Friday, January 27, 2017

American Agriculturalist, 1879

The American Agriculturalist magazine featured in several earlier posts (here and here) published another interesting article relevant to Mennonites in 1879 (the same year that Peter D and Sarah emigrated to Nebraska). The unsigned article “How Russian Farmers Live” mentions “the peculiar people called Mennonites” but focuses primarily on Russian peasants and their villages.  So, although the descriptions and illustrations are not directly relevant to Mennonite life in Russia, it is indirectly relevant, in that the article describes the Russian peasant population among whom our ancestors lived.

 How Russian Farmers Live

It seems a long time since we have had a talk about the ways of people in other countries than ours—and for a variety we will take a peep at the way in which the Russian farmers live—and this of course will include the Russian farmers’ boys and girls. We hear much more now about Russia than we formerly did, and we can hardly take up a paper without finding something about Russia. To he sure, it is not all pleasant; we read of the great war with Turkey, of the plague, that dreadful disease, being in Russia, of political troubles in St. Petersburgh, Moscow, and other large cities, of the killing of officers, of the sending of people to Siberia to get the troublesome ones out of the way, and besides many other matters, we hear of the peculiar people called Mennonites, coming to this country. This is perhaps the best thing that we read now-a-days of Russia, for these Mennonites are peace-loving, industrious people, who come here in large colonies of families, settle in some part of the far-West, and form villages and towns of their own, where they lead quiet and useful lives. Their grand-children will be as good Americans as the best. But we were to say something of how the Russian farmer lives at home.
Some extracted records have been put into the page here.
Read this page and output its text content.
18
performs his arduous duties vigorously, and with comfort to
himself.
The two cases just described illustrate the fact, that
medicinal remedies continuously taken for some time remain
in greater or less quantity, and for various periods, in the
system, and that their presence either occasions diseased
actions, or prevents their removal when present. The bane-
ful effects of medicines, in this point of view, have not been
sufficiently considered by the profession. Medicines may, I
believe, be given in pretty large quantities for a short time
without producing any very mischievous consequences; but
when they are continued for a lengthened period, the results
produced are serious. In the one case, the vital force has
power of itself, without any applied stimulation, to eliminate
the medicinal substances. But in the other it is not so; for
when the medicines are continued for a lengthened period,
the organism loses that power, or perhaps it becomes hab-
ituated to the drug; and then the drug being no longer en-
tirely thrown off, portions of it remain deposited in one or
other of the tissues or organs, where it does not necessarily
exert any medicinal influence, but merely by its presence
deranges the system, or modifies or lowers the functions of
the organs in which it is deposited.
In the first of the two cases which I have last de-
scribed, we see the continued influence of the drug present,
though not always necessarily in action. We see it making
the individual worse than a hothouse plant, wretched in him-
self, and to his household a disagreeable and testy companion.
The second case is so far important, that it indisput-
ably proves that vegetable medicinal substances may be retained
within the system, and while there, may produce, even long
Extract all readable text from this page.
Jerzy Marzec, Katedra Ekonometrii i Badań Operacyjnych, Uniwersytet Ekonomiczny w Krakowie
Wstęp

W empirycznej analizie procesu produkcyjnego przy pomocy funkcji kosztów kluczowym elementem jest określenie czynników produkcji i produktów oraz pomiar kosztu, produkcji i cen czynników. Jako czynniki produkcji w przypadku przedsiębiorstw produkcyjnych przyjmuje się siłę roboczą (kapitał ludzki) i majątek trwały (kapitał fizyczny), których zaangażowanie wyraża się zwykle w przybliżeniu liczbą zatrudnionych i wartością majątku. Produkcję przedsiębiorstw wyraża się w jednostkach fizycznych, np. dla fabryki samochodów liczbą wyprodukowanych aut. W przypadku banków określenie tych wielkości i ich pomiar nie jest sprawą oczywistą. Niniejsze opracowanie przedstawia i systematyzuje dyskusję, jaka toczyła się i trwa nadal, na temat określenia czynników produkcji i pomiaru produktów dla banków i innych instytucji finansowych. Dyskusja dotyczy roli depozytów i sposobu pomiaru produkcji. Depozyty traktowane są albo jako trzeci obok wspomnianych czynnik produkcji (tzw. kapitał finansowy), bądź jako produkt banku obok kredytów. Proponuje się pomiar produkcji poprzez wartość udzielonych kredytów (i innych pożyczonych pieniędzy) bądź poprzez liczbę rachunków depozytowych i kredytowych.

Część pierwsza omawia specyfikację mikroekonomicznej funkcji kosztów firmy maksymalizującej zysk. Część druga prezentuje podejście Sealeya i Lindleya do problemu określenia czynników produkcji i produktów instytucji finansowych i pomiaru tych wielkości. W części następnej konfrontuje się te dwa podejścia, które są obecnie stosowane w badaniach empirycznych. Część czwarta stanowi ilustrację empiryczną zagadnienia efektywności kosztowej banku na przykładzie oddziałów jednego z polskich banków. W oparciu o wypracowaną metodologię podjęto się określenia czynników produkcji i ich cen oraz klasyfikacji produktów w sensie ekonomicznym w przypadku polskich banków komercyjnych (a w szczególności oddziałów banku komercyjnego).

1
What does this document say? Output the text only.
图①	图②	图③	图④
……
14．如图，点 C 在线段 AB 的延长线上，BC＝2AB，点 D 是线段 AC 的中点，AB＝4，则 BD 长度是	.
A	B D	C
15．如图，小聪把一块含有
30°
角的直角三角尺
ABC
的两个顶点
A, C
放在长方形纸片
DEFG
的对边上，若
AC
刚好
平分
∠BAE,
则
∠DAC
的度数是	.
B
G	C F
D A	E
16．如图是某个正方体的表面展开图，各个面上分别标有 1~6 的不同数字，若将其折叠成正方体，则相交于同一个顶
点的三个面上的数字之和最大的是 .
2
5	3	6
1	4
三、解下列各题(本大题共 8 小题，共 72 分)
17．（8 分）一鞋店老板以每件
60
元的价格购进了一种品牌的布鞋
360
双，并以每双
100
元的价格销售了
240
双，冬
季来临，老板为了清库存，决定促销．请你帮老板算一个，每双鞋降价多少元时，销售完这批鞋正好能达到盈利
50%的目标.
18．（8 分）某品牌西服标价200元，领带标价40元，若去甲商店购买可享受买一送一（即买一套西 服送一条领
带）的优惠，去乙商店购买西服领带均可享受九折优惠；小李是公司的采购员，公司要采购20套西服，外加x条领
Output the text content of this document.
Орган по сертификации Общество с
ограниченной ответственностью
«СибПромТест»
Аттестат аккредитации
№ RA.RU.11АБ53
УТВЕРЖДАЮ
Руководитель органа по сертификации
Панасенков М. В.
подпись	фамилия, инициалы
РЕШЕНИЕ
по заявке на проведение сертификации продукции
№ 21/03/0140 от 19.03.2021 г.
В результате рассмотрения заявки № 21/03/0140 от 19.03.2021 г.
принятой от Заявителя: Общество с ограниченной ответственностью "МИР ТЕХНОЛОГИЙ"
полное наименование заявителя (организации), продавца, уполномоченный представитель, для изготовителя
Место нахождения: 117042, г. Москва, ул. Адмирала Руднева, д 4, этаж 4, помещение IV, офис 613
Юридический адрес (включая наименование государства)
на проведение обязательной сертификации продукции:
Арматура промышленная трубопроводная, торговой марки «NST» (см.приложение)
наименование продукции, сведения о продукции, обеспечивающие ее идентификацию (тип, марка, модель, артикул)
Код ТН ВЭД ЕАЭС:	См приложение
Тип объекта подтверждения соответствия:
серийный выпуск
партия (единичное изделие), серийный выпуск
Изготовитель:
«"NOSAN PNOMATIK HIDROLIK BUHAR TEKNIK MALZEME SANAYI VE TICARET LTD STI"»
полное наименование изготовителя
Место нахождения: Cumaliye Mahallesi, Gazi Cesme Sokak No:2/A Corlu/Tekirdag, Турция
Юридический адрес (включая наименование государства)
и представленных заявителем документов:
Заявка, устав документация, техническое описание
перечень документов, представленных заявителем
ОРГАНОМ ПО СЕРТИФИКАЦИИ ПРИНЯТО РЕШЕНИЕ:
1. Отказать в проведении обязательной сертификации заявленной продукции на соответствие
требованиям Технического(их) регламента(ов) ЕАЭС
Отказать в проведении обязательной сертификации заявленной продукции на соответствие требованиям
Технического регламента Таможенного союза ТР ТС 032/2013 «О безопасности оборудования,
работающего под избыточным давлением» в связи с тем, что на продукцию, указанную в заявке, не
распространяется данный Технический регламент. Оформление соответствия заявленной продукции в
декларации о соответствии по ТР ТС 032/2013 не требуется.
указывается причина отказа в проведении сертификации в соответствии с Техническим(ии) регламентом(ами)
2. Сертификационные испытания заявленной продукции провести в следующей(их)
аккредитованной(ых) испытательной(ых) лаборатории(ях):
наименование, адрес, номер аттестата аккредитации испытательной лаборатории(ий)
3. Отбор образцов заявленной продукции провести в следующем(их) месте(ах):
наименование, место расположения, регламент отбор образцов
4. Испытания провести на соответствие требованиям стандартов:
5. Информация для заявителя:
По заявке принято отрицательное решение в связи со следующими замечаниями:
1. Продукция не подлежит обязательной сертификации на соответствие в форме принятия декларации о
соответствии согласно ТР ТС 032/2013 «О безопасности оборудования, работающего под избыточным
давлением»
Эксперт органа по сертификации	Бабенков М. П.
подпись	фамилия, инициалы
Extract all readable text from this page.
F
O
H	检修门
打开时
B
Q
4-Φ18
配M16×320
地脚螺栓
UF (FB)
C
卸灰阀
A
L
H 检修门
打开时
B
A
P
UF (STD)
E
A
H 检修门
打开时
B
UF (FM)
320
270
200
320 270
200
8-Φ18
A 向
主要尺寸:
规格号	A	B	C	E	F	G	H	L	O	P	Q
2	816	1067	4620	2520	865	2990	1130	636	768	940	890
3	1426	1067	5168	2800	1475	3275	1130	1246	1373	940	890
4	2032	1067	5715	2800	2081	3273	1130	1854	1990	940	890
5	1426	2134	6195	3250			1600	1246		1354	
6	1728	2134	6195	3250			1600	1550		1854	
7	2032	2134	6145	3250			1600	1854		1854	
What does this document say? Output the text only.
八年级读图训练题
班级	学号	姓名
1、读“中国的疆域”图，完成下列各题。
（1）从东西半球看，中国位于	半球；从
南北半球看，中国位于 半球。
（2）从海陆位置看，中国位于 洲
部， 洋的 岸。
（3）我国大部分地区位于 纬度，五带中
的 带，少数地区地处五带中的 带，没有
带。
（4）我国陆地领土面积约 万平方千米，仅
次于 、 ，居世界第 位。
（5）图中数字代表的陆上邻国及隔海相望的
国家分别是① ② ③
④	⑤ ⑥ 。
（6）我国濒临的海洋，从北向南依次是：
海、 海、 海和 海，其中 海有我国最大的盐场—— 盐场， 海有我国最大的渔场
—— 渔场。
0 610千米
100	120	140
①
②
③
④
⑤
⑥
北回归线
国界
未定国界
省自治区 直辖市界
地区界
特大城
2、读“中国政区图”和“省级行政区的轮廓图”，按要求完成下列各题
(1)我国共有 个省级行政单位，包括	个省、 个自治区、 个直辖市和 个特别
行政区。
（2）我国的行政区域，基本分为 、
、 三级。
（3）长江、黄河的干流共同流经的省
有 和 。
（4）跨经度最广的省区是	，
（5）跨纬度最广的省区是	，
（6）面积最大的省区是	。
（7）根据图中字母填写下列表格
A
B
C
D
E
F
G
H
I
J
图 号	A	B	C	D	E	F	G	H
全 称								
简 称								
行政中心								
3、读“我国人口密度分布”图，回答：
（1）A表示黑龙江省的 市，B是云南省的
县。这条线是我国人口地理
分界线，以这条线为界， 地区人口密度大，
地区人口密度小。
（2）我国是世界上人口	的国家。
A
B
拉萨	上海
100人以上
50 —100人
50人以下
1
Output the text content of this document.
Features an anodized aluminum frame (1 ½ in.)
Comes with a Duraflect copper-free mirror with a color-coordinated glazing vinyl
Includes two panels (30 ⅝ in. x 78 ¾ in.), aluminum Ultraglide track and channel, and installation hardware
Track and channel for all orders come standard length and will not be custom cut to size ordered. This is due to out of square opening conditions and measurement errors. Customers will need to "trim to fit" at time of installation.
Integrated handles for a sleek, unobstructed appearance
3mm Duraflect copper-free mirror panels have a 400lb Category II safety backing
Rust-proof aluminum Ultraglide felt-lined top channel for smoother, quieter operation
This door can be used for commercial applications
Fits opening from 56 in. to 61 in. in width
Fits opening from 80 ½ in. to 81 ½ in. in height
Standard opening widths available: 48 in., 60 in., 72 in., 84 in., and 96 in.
The engraving, fig. 1, … of a farm village in the great wheat region of Central Russia, the neighborhood of the river Volga, where the country is generally level. The Russians have one custom which is common in the farming districts of Europe generally. Instead of having each house near the center of the farm, and the houses a long distances apart, as with us, the farmer does not generally live on his farm. The houses are built in a village, with may be the barns and granaries near the house, or on the home lot, but the land that is cultivated may be two or three or more miles away. The people have to travel far and spend much time in going to and coming from work, but it makes farm-life more sociable, as the people can see one another and enjoy many things that arc not possible where all arc scattered far and wide. It might be well if we adopted something of this plan in this country; both methods have their advantages, and people are slow to give up their old ways.


One writer says that he travelled in that part of Russia for miles and miles, and saw nothing but wheat field after wheat field, varied with wide tracts where horses and cattle pastured, but no fences anywhere. At last he saw some curious green objects in the distance shaped like enormous pears; at length he made out that these were cupolas of the church, and before he was aware of it, he was upon the village, with no other warning than the barking of dogs. Russian farmers, like poor people everywhere, keep an abundance of worthless curs. This writer gives (fig. 1 [above]) a picture of the first of these villages he saw. The small log-houses are all alike, and arranged in several rows, with wide streets between them half a mile or more long. At one end of the village is the church, with its odd cupolas, at the other the larger house of the land-owner (not shown) who rents the farms to the tenants. Small granaries—the square huts without windows—stand in the middle of the street, and long rows of tall poles, show that water is raised here by the old fashioned well sweep.

In some places, where logs can only be had by hauling for great distances, the villages are of mud houses, built of bricks merely dried in the sun; one of these houses is shown in fig. 2, and these, while they can not be called handsome, are said to be very comfortable in the long cold winters. Pigs, poultry, and curs, run at large in the streets, and when a stranger enters these make a great fuss.

Not a very attractive picture of farm-life you will think, yet many thousands of people live in just this way, and it is well to know it. Compare such a farm-house as one of these with one of ours—your own, it may be, with all its pleasant surroundings without, and the many home comforts within. If the comparison makes you the more contented with your own—and it is a fact, that boys, and girls too, are more apt to compare their own lot with that of those who are belter off, than with that of those who are more poorly off than themselves—if, we say, a comparison makes you better appreciate the home, such as it is, and brings that content without which no home can be happy—then it will be well that you have taken a glimpse at the way farmers live in Russia. Recollect: “There is no place like home.”

Work Cited

Anonymous. 1879. “How Russian Farmers Live.” American Agriculturalist 38:273–74. Available online here.